調査・データ東京商工リサーチ(TSR)は28日、昨年度に他の都道府県へ本社や本社機能を移転した企業は1万6271社(前年同期比18.7%増)だったとするレポートを公表した。前年度から大きく増加し、コロナ禍からの人流回復や需要変化に合わせ、本社移転の動きが活発化している。

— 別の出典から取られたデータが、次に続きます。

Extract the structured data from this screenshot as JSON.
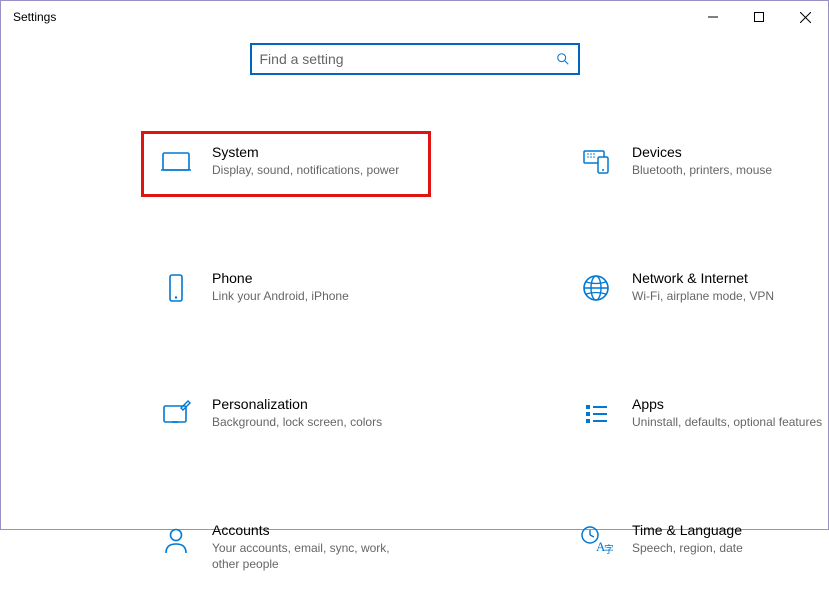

同社によると、地区別で転入が転出を最も多く上回ったのは九州で、プラス148社だった。製造業と情報通信業がすべての県で転入超過となっており、熊本県への台湾積体電路製造(TSMC)の進出もあり、さまざまな産業で活況が続いている。また、製造業が基幹産業で、関東や近畿へ商圏を広げやすい中部がプラス147社で続いた。

(出所:東京商工リサーチ)
県別では、転入超過トップは埼玉県で転入が1507社に対し、転出は1257社で、プラス250社だった。主に東京都からの移転が多く、農・林・漁・鉱業を除く9産業で転入超過だった。転入超過2位は、千葉県でプラス192社。前年度は1位だったが2位に後退した。埼玉県と同様に、東京都からの転入超過が中心で、産業別では、卸売業が56社増で転入超過数が最多。金融・保険業と運輸業を除く8産業で転入超過だった。
転出超過数は1位が東京都でマイナス1158社。大阪府はマイナス264社、愛知県がマイナス20社と、大都市圏の中心都市から周辺都市に転出する傾向が目立った。
産業別の本社移転は、小規模事業者が多い「サービス業他」が6211社(同18.2%増)で最も多く、次いで情報通信業が2031社(同21.4%増)、小売業1757社(同23.4%増)が続く。前年度と比べると10産業のうち、運輸業を除く9産業で移転企業が増加した。
他の都道府県に本社や本社機能を移転した企業の業績を調べたところ、黒字企業が構成比67.1%だった。前年度まで2年連続で赤字企業の割合が拡大していたが、24年度は一転し黒字企業の割合が増加した。同社は「赤字を解消するためのコスト削減を目指した本社移転より、商圏拡大や需要、人材獲得を狙った『攻め』の移転が増えた可能性がある」と指摘している。